To use this executor with a new connector, you need to:

  1. Inject your local downstream values, using a connection script, and injecting it inside the script sent by upstream, replacing the variable DOWNSTREAM_PARAMETERS.

For example, the Slurm connector uses this script:

# --------------------------------------------------------------------------
# Main parameters from baremetal Dowstream
# This part is dynamic
# and can be adapted to any kind of bare metal job scheduler
# See this section as a "connector"

# Global parameters
export JARVICE_JOB_SCRATCH_DIR={JARVICE_JOB_SCRATCH_DIR}
export JARVICE_JOB_GLOBAL_SCRATCH_DIR={JARVICE_JOB_GLOBAL_SCRATCH_DIR}
export JARVICE_JOB_APP_IS_IN_GLOBAL_REGISTRIES="{JARVICE_JOB_APP_IS_IN_GLOBAL_REGISTRIES}"
export SINGULARITYENV_JARVICE_SERVICE_PORT={JARVICE_SERVICE_PORT}
export SINGULARITYENV_JARVICE_SSH_PORT={JARVICE_SSH_PORT}
export JARVICE_SINGULARITY_TMPDIR={JARVICE_SINGULARITY_TMPDIR}

# User
export JOB_LOCAL_USER=$USER

# Singularity and images parameters
export JARVICE_SINGULARITY_OVERLAY_SIZE={JARVICE_SINGULARITY_OVERLAY_SIZE}

# Possible credentials
export JARVICE_INIT_DOCKER_USERNAME="{JARVICE_INIT_DOCKER_USERNAME}"
export JARVICE_INIT_DOCKER_PASSWORD="{JARVICE_INIT_DOCKER_PASSWORD}"
export JARVICE_DOCKER_USERNAME="{JARVICE_DOCKER_USERNAME}"
export JARVICE_DOCKER_PASSWORD="{JARVICE_DOCKER_PASSWORD}"

# Images
export JARVICE_APP_IMAGE={JARVICE_APP_IMAGE}
export JARVICE_INIT_IMAGE={JARVICE_INIT_IMAGE}

# Final CMD from downstream
export JARVICE_CMD={JARVICE_CMD}

# Enable or not verbosity in steps
export SV_FLAG="-s"
export SV={SINGULARITY_VERBOSE}
[ "$SV" = "true" ] && export SV_FLAG="-v"

# Proxy parameters
export SCHTTP_PROXY={JARVICE_BAREMETAL_HTTP_PROXY}
export SCHTTPS_PROXY={JARVICE_BAREMETAL_HTTPS_PROXY}
export SCNO_PROXY={JARVICE_BAREMETAL_NO_PROXY}

# --------------------------------------------------------------------------
  1. Make the script compatible with your local scheduler. For example, the Slurm connector is adding the following content on top of the script, to make it compatible with Slurm execution:
# --------------------------------------------------------------------------
# Dynamic/binding parameters, to connect to job scheduler
export PROCESS_PROCID=$SLURM_PROCID
export PROCESS_NODENAME=$SLURMD_NODENAME
export JOB_JOBID=$SLURM_JOBID
export JOB_JOB_NODELIST=$SLURM_JOB_NODELIST
export JOB_JOB_FORMATED_NODELIST=$(scontrol show hostname $JOB_JOB_NODELIST | sed ":b;N;$!bb;s/\\n/ /g")
export JOB_NNODES=$SLURM_NNODES
export JOB_NTASKS=$SLURM_NTASKS
export JOB_SUBMIT_DIR=$SLURM_SUBMIT_DIR
export JOB_GPUS_PER_NODE=$SLURM_GPUS_PER_NODE
# --------------------------------------------------------------------------

And is also wrapping the whole content with an srun execution.
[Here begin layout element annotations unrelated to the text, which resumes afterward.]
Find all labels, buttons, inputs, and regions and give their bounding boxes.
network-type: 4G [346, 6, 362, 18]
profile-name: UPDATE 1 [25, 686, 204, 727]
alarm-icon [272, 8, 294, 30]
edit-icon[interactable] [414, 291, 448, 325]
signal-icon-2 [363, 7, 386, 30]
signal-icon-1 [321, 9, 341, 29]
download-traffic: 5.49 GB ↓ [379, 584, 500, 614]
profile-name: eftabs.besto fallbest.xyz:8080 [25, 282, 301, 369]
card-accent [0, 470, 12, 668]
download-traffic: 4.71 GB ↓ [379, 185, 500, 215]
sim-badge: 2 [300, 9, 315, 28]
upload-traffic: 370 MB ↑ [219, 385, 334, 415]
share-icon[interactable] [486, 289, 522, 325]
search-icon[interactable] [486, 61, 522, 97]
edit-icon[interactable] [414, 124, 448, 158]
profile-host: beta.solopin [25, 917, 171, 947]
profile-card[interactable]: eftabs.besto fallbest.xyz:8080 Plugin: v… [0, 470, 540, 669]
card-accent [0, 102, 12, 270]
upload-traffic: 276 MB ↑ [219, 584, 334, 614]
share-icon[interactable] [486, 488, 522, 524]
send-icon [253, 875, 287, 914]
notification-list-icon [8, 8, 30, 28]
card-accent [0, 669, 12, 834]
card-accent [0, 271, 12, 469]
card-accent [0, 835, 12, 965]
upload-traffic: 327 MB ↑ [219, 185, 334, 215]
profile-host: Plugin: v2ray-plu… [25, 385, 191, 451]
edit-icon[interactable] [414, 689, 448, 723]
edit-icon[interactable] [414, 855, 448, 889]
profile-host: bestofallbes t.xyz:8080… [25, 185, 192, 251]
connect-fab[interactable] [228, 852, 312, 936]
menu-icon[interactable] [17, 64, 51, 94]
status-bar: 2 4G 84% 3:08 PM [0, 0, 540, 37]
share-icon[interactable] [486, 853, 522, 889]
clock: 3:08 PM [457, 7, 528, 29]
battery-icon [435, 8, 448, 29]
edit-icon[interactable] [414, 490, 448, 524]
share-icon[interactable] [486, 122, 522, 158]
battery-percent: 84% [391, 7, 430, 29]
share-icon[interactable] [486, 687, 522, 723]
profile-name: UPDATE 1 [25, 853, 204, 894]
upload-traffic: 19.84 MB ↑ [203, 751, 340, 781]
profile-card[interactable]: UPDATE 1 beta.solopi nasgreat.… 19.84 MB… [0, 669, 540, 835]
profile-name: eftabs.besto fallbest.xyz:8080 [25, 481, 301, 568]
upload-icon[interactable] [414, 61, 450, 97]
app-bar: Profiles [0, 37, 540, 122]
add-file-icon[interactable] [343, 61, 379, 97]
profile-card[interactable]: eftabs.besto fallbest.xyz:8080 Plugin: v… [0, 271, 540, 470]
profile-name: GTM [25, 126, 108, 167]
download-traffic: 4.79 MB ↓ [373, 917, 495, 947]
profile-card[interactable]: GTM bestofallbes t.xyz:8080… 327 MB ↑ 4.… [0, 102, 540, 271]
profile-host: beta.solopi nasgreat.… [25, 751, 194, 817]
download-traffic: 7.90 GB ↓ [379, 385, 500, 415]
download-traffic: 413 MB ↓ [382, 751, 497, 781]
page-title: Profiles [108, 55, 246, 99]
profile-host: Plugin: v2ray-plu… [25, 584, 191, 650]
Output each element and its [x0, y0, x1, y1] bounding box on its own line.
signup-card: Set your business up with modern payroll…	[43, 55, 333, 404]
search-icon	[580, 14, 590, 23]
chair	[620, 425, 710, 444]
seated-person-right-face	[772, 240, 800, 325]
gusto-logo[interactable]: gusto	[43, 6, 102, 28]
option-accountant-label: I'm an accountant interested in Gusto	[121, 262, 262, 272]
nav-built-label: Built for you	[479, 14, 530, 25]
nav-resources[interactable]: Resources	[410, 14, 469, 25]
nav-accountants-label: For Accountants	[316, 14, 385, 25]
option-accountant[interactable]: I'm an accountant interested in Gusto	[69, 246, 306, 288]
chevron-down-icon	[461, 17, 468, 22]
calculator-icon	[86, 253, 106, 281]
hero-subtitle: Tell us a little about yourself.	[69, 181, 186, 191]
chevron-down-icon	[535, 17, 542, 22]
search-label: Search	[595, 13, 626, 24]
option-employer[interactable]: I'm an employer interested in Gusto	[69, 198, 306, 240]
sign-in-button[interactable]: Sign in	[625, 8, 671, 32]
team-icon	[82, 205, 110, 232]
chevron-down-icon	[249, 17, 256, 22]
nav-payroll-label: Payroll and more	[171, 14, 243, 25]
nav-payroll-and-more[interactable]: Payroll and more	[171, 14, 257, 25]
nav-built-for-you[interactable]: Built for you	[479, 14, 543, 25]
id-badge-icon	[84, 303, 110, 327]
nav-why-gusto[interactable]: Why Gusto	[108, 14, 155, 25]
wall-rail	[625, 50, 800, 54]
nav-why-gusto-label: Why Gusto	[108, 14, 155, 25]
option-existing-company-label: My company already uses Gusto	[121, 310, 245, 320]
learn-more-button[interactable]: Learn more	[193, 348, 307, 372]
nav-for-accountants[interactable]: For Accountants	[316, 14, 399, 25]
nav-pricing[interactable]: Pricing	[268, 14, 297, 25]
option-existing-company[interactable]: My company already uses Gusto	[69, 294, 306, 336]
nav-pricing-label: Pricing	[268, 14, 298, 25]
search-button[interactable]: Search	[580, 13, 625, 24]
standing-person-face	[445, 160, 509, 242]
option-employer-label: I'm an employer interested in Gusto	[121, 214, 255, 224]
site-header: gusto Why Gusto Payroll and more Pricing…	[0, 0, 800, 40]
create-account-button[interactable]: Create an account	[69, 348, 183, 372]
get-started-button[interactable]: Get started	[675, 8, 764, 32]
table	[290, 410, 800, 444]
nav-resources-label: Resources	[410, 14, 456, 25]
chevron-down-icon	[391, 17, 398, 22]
During the script execution, the folder $JARVICE_JOB_SCRATCH_DIR.jarvice/jobs/$JOB_JOBID will be created, and mutltiple subfolders too. The Jarvice init image will be pulled, and some libs and bins will be extracted from it to allow execution.

4. Examples

4.1. Slurm with Singularity

Create the following launch script, self explained via comments:

#!/usr/bin/env bash

# Global
export JARVICE_SCHED_LOGLEVEL="10"
  # Init image from Jarvice
export JARVICE_SYSTEM_REGISTRY="us-docker.pkg.dev"                    # Registry from which to grab Jarvice init images
export JARVICE_SYSTEM_REPO_BASE="jarvice-system/images"               # Repository from which to grab Jarvice init images
export JARVICE_IMAGES_TAG="jarvice-3.24.5"                            # Tag of init images to grab
  # Jarvice repository credentials.
  # If using a json based key, set JARVICE_DOCKER_USERNAME to X2pzb25fa2V5 ("_json_key" -> base64)
  # and set JARVICE_DOCKER_PASSWORD as the base64 encoded json file
  # If using user/password, use base64 encoded user/password
export JARVICE_DOCKER_USERNAME="<username> base64 encoded"                         
export JARVICE_DOCKER_PASSWORD="<password/jsonkey> base64 encoded"

# Connector
export JARVICE_BAREMETAL_CONNECTOR="connectors.slurm.connector"

# Executor
export JARVICE_BAREMETAL_EXECUTOR="singularity"
  # Singularity variables
export JARVICE_SINGULARITY_OVERLAY_SIZE="600"
export JARVICE_SINGULARITY_VERBOSE="true"

# Slurm variables
export JARVICE_SLURM_CLUSTER_ADDR="<address>"
export JARVICE_SLURM_CLUSTER_PORT="22"
export JARVICE_SLURM_SSH_USER="<username>"
export JARVICE_SLURM_SSH_PKEY="<SSH-private-key>"

python3 main.py

Then make it executable and launch it.